Desta forma, além de assistir à derradeira sessão, o casal fez uma retrospectiva de como começou a sua história. “Aliás foi um superpresente de 25 anos de casamento, que completamos no próximo outubro”, revelou Andréia. Pós-pandemia, o casal vendeu a escola em que ensinavam canto, dança e teatro. Eles se mudaram para uma pequena chácara em uma localidade chamada New Berlin, ao Norte de Nova Iorque. O casal tem hoje uma vida mais bucólica e segue ensinando técnicas artísticas em um centro cultural, mas de forma voluntária. 

Jeff e Andreia Keller na apresentação derradeira. Foto: Arquivo Pessoal / Divulgação / CP

 

EXPERIÊNCIA

O casamento de Andréia e Jeff Keller foi badalado em Porto Alegre em 1998. Um ano depois, fiz contato com Andreia para uma entrevista. Quando o câmbio era bem mais favorável para viagens ao exterior, fui para Nova Iorque e nos encontramos lá. Assisti ao musical “O Fantasma da Ópera” e conversamos depois ao lado de Jeff. A entrevista foi publicada no Correio do Povo em 11 de julho de 1999. Pude visitar os bastidores do teatro, à convite de Jeff e Andreia, casal que mantém uma relação afetiva com o Brasil. Ele se apresentou em várias cidades do país. Esteve na Feira do Livro de Porto Alegre. O casal também participou do Festival de Dança de Joinville. 

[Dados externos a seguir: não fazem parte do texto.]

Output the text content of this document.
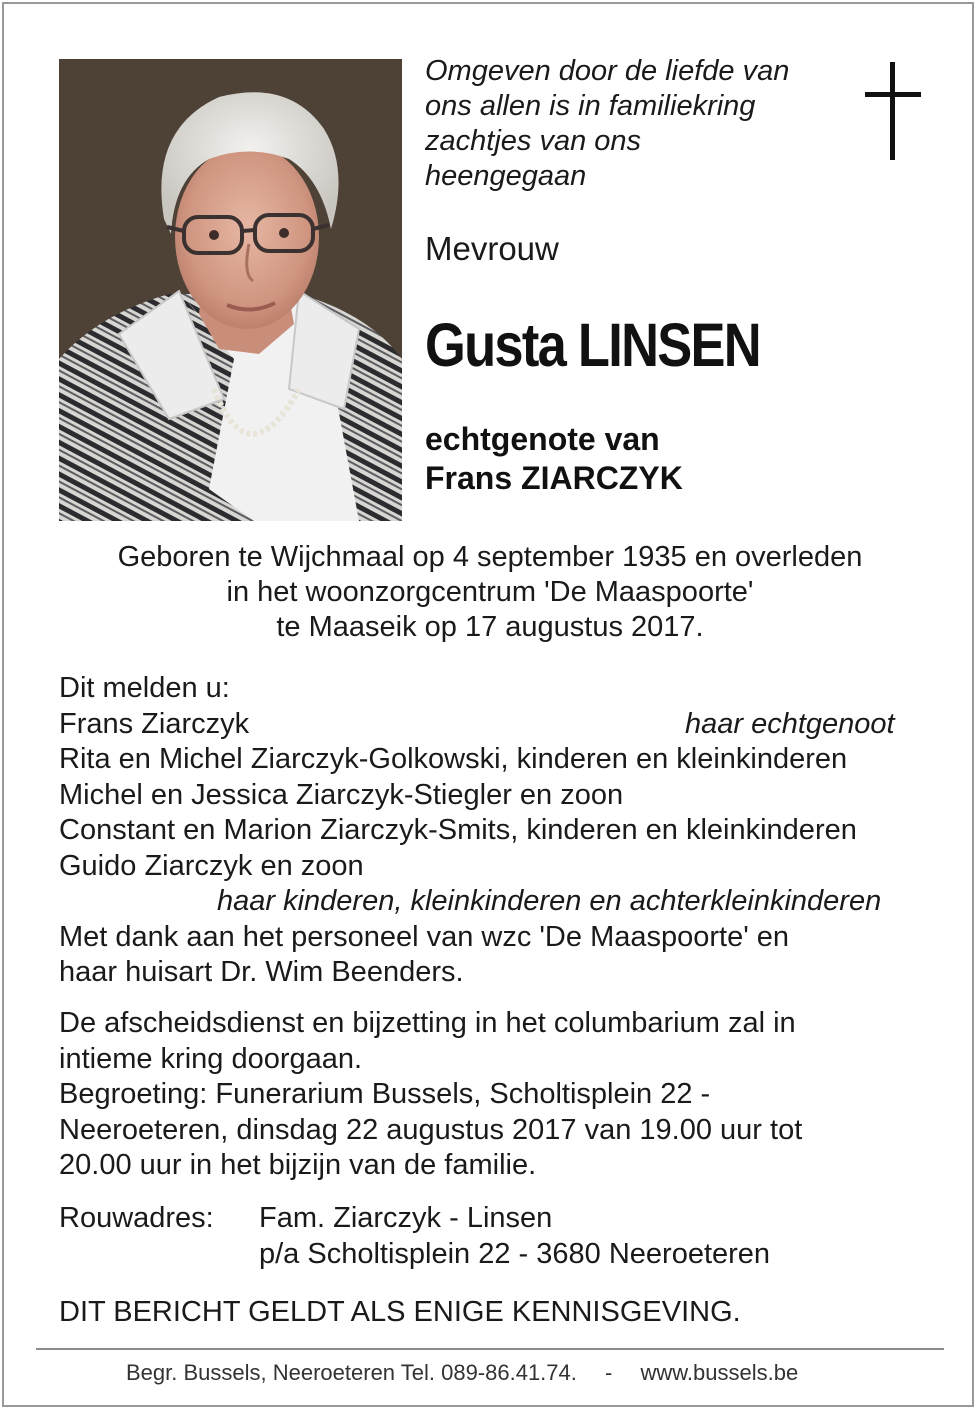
Omgeven door de liefde van
ons allen is in familiekring
zachtjes van ons
heengegaan
Mevrouw
Gusta LINSEN
echtgenote van
Frans ZIARCZYK
Geboren te Wijchmaal op 4 september 1935 en overleden
in het woonzorgcentrum 'De Maaspoorte'
te Maaseik op 17 augustus 2017.
Dit melden u:
Frans Ziarczyk	haar echtgenoot
Rita en Michel Ziarczyk-Golkowski, kinderen en kleinkinderen
Michel en Jessica Ziarczyk-Stiegler en zoon
Constant en Marion Ziarczyk-Smits, kinderen en kleinkinderen
Guido Ziarczyk en zoon
haar kinderen, kleinkinderen en achterkleinkinderen
Met dank aan het personeel van wzc 'De Maaspoorte' en
haar huisart Dr. Wim Beenders.
De afscheidsdienst en bijzetting in het columbarium zal in
intieme kring doorgaan.
Begroeting: Funerarium Bussels, Scholtisplein 22 -
Neeroeteren, dinsdag 22 augustus 2017 van 19.00 uur tot
20.00 uur in het bijzijn van de familie.
Rouwadres: Fam. Ziarczyk - Linsen
p/a Scholtisplein 22 - 3680 Neeroeteren
DIT BERICHT GELDT ALS ENIGE KENNISGEVING.
Begr. Bussels, Neeroeteren Tel. 089-86.41.74. - www.bussels.be
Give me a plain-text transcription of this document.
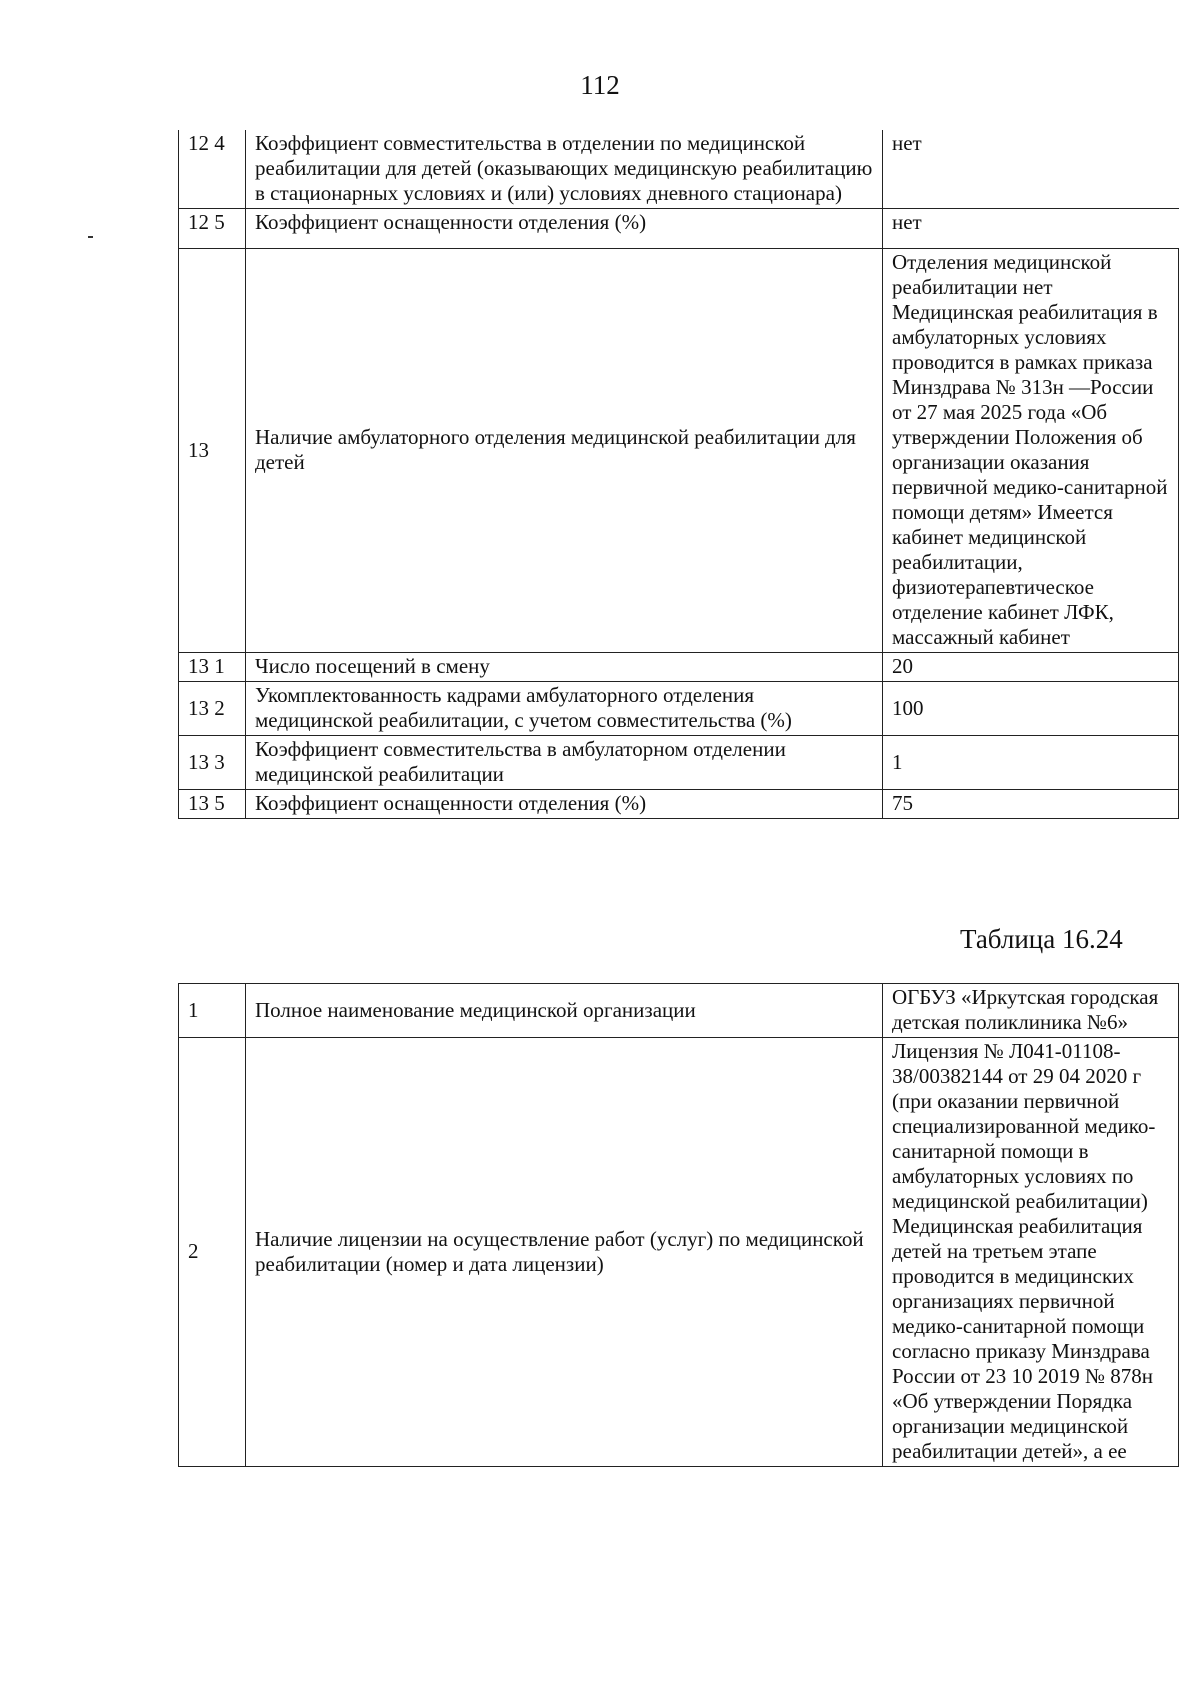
112
12 4	Коэффициент совместительства в отделении по медицинской реабилитации для детей (оказывающих медицинскую реабилитацию в стационарных условиях и (или) условиях дневного стационара)	нет
12 5	Коэффициент оснащенности отделения (%)	нет
13	Наличие амбулаторного отделения медицинской реабилитации для детей	Отделения медицинской реабилитации нет Медицинская реабилитация в амбулаторных условиях проводится в рамках приказа Минздрава № 313н —России от 27 мая 2025 года «Об утверждении Положения об организации оказания первичной медико-санитарной помощи детям» Имеется кабинет медицинской реабилитации, физиотерапевтическое отделение кабинет ЛФК, массажный кабинет
13 1	Число посещений в смену	20
13 2	Укомплектованность кадрами амбулаторного отделения медицинской реабилитации, с учетом совместительства (%)	100
13 3	Коэффициент совместительства в амбулаторном отделении медицинской реабилитации	1
13 5	Коэффициент оснащенности отделения (%)	75
Таблица 16.24
1	Полное наименование медицинской организации	ОГБУЗ «Иркутская городская детская поликлиника №6»
2	Наличие лицензии на осуществление работ (услуг) по медицинской реабилитации (номер и дата лицензии)	Лицензия № Л041-01108-38/00382144 от 29 04 2020 г (при оказании первичной специализированной медико-санитарной помощи в амбулаторных условиях по медицинской реабилитации) Медицинская реабилитация детей на третьем этапе проводится в медицинских организациях первичной медико-санитарной помощи согласно приказу Минздрава России от 23 10 2019 № 878н «Об утверждении Порядка организации медицинской реабилитации детей», а ее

Além parte técnica dramática e musical, consagradas por si, uma das questões mais impressionantes que vi foi a engenharia necessária para a montagem do espetáculo. O custo divulgado na época era de 8 milhões de dólares. O teatro foi preparado com um sistema de engrenagens para a mudança de cenários. Um exemplo é quando o Fantasma consegue atrair sua amada para o porão onde vive na ópera de Paris. Enquanto “descem” as escadas, candelabros com velas sobem para a cena por pequenas aberturas no palco. Em meio ao efeito do gelo seco, o fantasma rema e navega em uma gôndola com Christine e canta para conquistá-la. 

Um dos momentos clássicos no espetáculo é quando o lustre principal do teatro é movido por um sistema de cabos e “cai” sobre o palco. Fiquei sabendo que o lustre, apesar de parecer de cristal, era de plástico. Ainda assim, pesava uma tonelada. 

Mesmo que as cortinas tenham se fechado em Nova Iorque, um verso da canção homônima ao musical prenuncia o que seus espectadores vão sentir: “The Phantom of the Opera is there, inside your mind" (O fantasma da ópera está lá, dentro da sua mente). Quem viu, não esquece.